Delaying homeownership can cost you. Saving for a sizeable down payment can take many years, while home prices and interest rates are rising. PMI allows homebuyers to purchase their homes now using conventional loans with less than 20 percent down. Monthly PMI on a $160,000 conventional mortgage loan may be as little as $66. The sooner a home is purchased, the sooner the new homeowner can begin building equity in their investment.

PMI Myth #3 I have to pay private mortgage insurance for at least a decade.

Mortgage insurance has an expiration date that has little to do with a calendar. You do not have to pay for PMI longer than necessary. The Homeowners Protection Act allows for the removal of PMI under certain circumstances. Generally, when the mortgage principal balance is less than 80 percent of the value of your home, then you may request cancellation of PMI with your lender. The 80 percent spread may be due to mortgage payments which have reduced the loan amount over time, an increase in the home’s market value as demonstrated by an appraisal, or both. Some lenders may have provisions for an automatic PMI termination based on the original mortgage amount.

Details regarding the removal of PMI should be discussed with the potential loan servicer.

PMI Myth #4 Private mortgage insurance is too expensive.

A variety of factors influence the cost of PMI. Mortgage insurance premiums may range from 0.17 to 1.5 percent of the total loan amount. Actual costs vary by the insurance carrier. As with other financial matters, the health of your credit can influence the cost of private mortgage insurance. The higher your credit score, the less you must pay.

Other factors that influence the cost of mortgage insurance are the:

  • State where the property is located
  • Loan to value ratio of the property
  • Down payment amount
  • Loan Term

Different states across the country may grade the same borrower differently based on various risk factors. The higher the down payment amount, the less principal balance there is to insure.

With so many factors affecting the cost of PMI, it’s unwise to assume insurance is cost prohibitive.

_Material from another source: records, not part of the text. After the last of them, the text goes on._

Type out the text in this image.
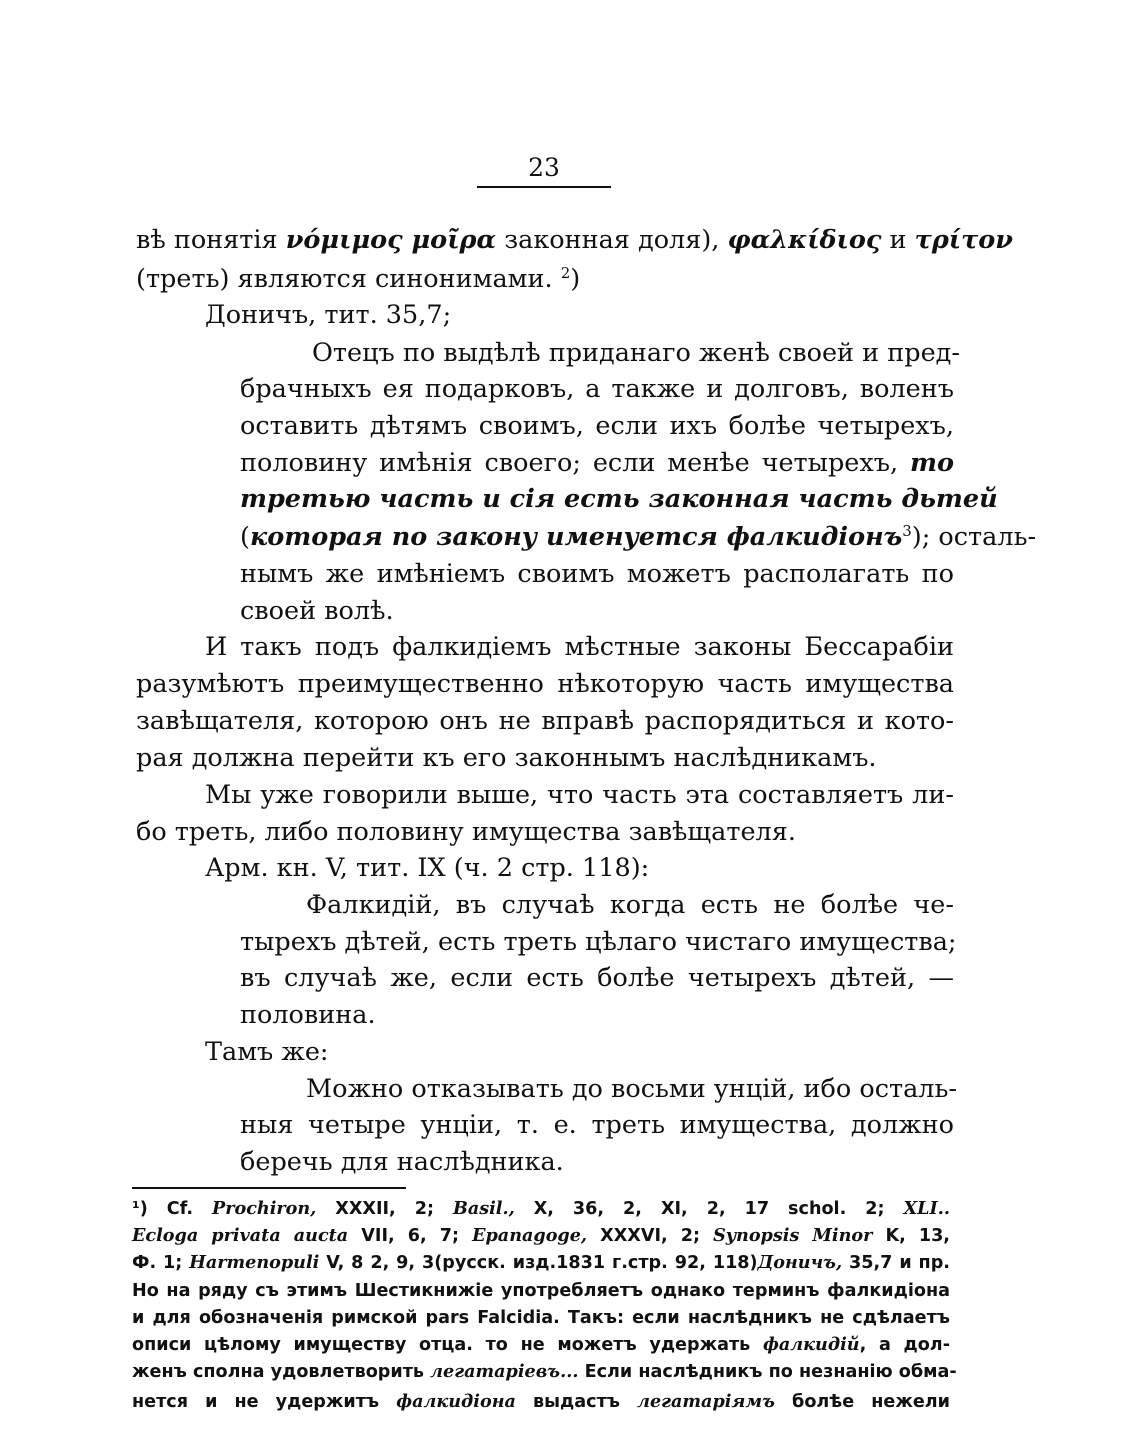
23
вѣ понятія νόμιμος μοῖρα законная доля), φαλκίδιος и τρίτον
(треть) являются синонимами. $^2$)
Доничъ, тит. 35,7;
Отецъ по выдѣлѣ приданаго женѣ своей и пред-
брачныхъ ея подарковъ, а также и долговъ, воленъ
оставить дѣтямъ своимъ, если ихъ болѣе четырехъ,
половину имѣнія своего; если менѣе четырехъ, то
третью часть и сія есть законная часть дьтей
(которая по закону именуется фалкидіонъ$^3$); осталь-
нымъ же имѣніемъ своимъ можетъ располагать по
своей волѣ.
И такъ подъ фалкидіемъ мѣстные законы Бессарабіи
разумѣютъ преимущественно нѣкоторую часть имущества
завѣщателя, которою онъ не вправѣ распорядиться и кото-
рая должна перейти къ его законнымъ наслѣдникамъ.
Мы уже говорили выше, что часть эта составляетъ ли-
бо треть, либо половину имущества завѣщателя.
Арм. кн. V, тит. IX (ч. 2 стр. 118):
Фалкидій, въ случаѣ когда есть не болѣе че-
тырехъ дѣтей, есть треть цѣлаго чистаго имущества;
въ случаѣ же, если есть болѣе четырехъ дѣтей, —
половина.
Тамъ же:
Можно отказывать до восьми унцій, ибо осталь-
ныя четыре унціи, т. е. треть имущества, должно
беречь для наслѣдника.
¹) Cf. Prochiron, XXXII, 2; Basil., X, 36, 2, XI, 2, 17 schol. 2; XLI..
Ecloga privata aucta VII, 6, 7; Epanagoge, XXXVI, 2; Synopsis Minor K, 13,
Ф. 1; Harmenopuli V, 8 2, 9, 3(русск. изд.1831 г.стр. 92, 118)Доничъ, 35,7 и пр.
Но на ряду съ этимъ Шестикнижіе употребляетъ однако терминъ фалкидіона
и для обозначенія римской pars Falcidia. Такъ: если наслѣдникъ не сдѣлаетъ
описи цѣлому имуществу отца. то не можетъ удержать фалкидій, а дол-
женъ сполна удовлетворить легатаріевъ... Если наслѣдникъ по незнанію обма-
нется и не удержитъ фалкидіона выдастъ легатаріямъ болѣе нежели
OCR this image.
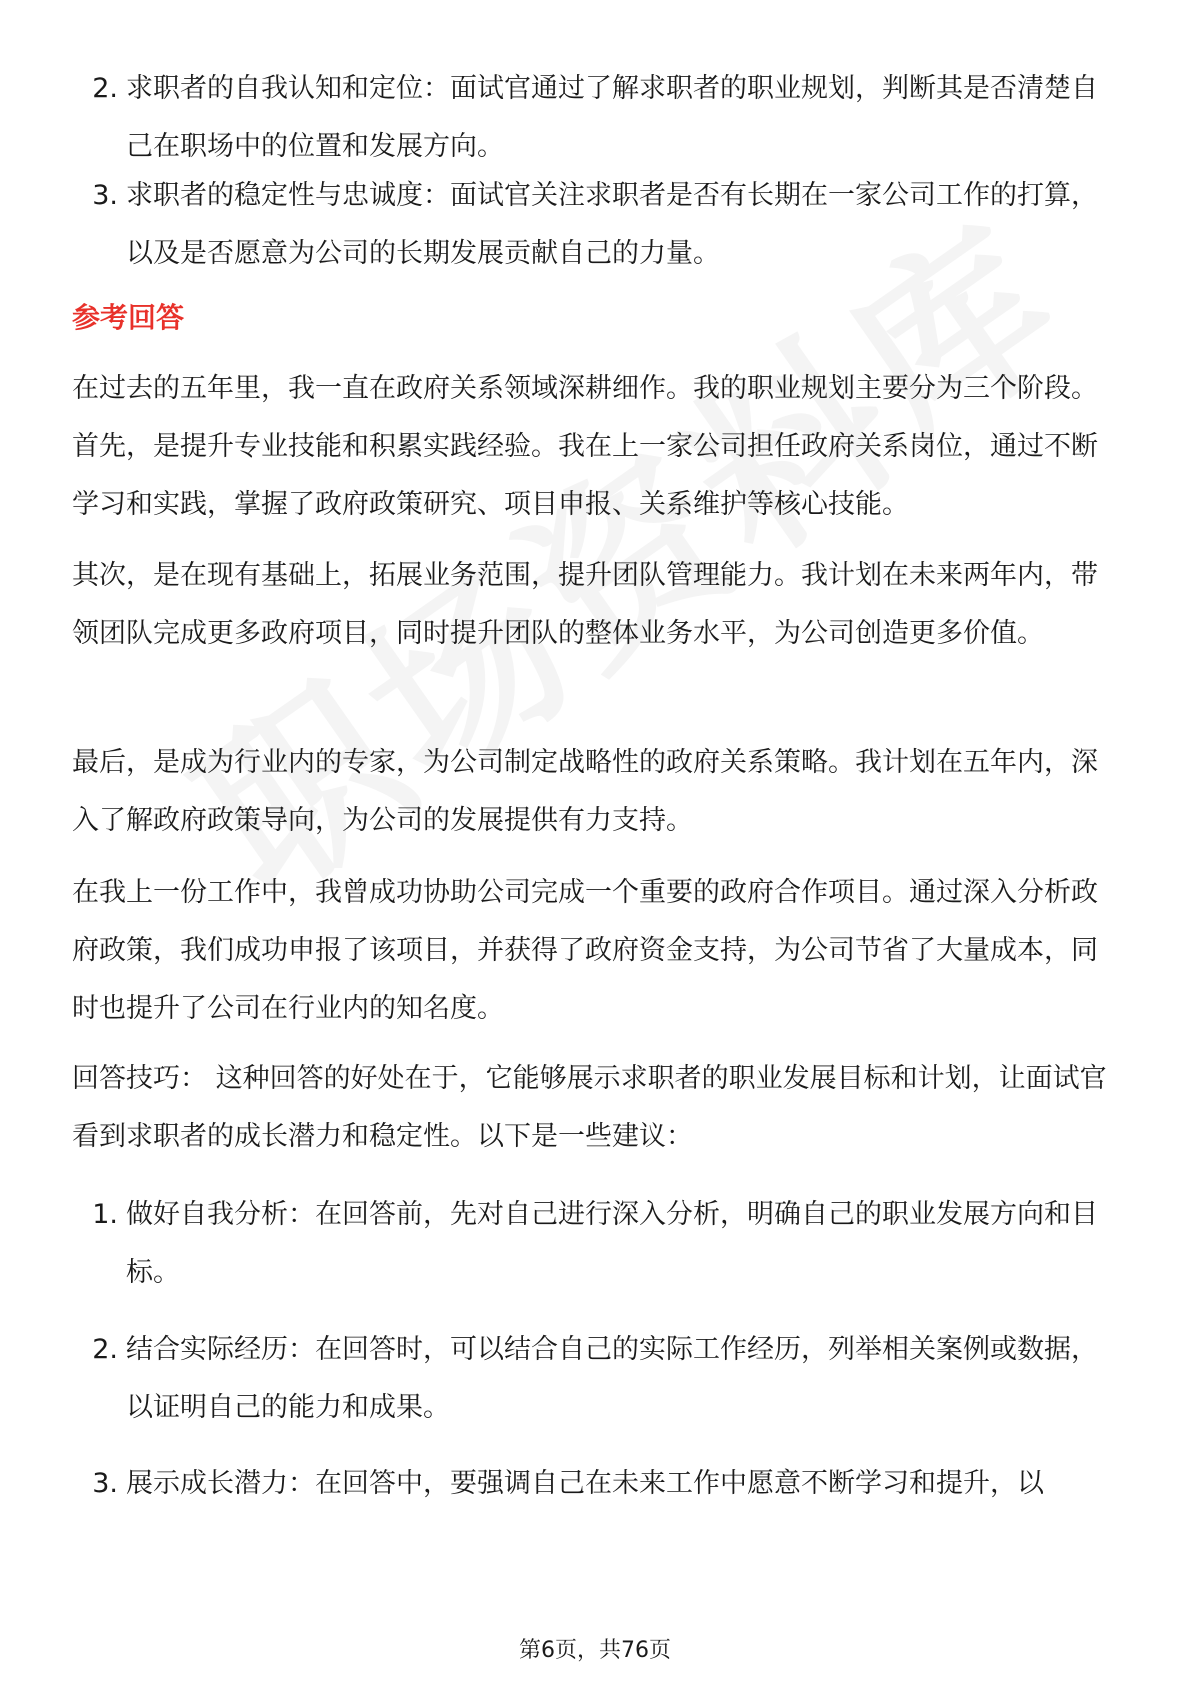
2. 求职者的自我认知和定位：面试官通过了解求职者的职业规划，判断其是否清楚自己在职场中的位置和发展方向。
3. 求职者的稳定性与忠诚度：面试官关注求职者是否有长期在一家公司工作的打算，以及是否愿意为公司的长期发展贡献自己的力量。
参考回答
在过去的五年里，我一直在政府关系领域深耕细作。我的职业规划主要分为三个阶段。首先，是提升专业技能和积累实践经验。我在上一家公司担任政府关系岗位，通过不断学习和实践，掌握了政府政策研究、项目申报、关系维护等核心技能。
其次，是在现有基础上，拓展业务范围，提升团队管理能力。我计划在未来两年内，带领团队完成更多政府项目，同时提升团队的整体业务水平，为公司创造更多价值。
最后，是成为行业内的专家，为公司制定战略性的政府关系策略。我计划在五年内，深入了解政府政策导向，为公司的发展提供有力支持。
在我上一份工作中，我曾成功协助公司完成一个重要的政府合作项目。通过深入分析政府政策，我们成功申报了该项目，并获得了政府资金支持，为公司节省了大量成本，同时也提升了公司在行业内的知名度。
回答技巧： 这种回答的好处在于，它能够展示求职者的职业发展目标和计划，让面试官看到求职者的成长潜力和稳定性。以下是一些建议：
1. 做好自我分析：在回答前，先对自己进行深入分析，明确自己的职业发展方向和目标。
2. 结合实际经历：在回答时，可以结合自己的实际工作经历，列举相关案例或数据，以证明自己的能力和成果。
3. 展示成长潜力：在回答中，要强调自己在未来工作中愿意不断学习和提升，以
第6页，共76页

So, if you have the funds to make a 20 percent down payment, should you do it? First-time homebuyers need to carefully weigh the costs of delaying homeownership before committing to saving a sizeable down payment. Buying a home now and paying private mortgage insurance may increase monthly mortgage payments, but it can also help create a needed financial cushion.

Instead of emptying your bank account to meet the 20 percent threshold, borrowers can instead keep a portion of their savings intact to cover unexpected expenses that may arise during the first few years in a new home. Having funds available for both a down payment and a well-funded emergency savings account will result in a peaceful night’s rest in your new home.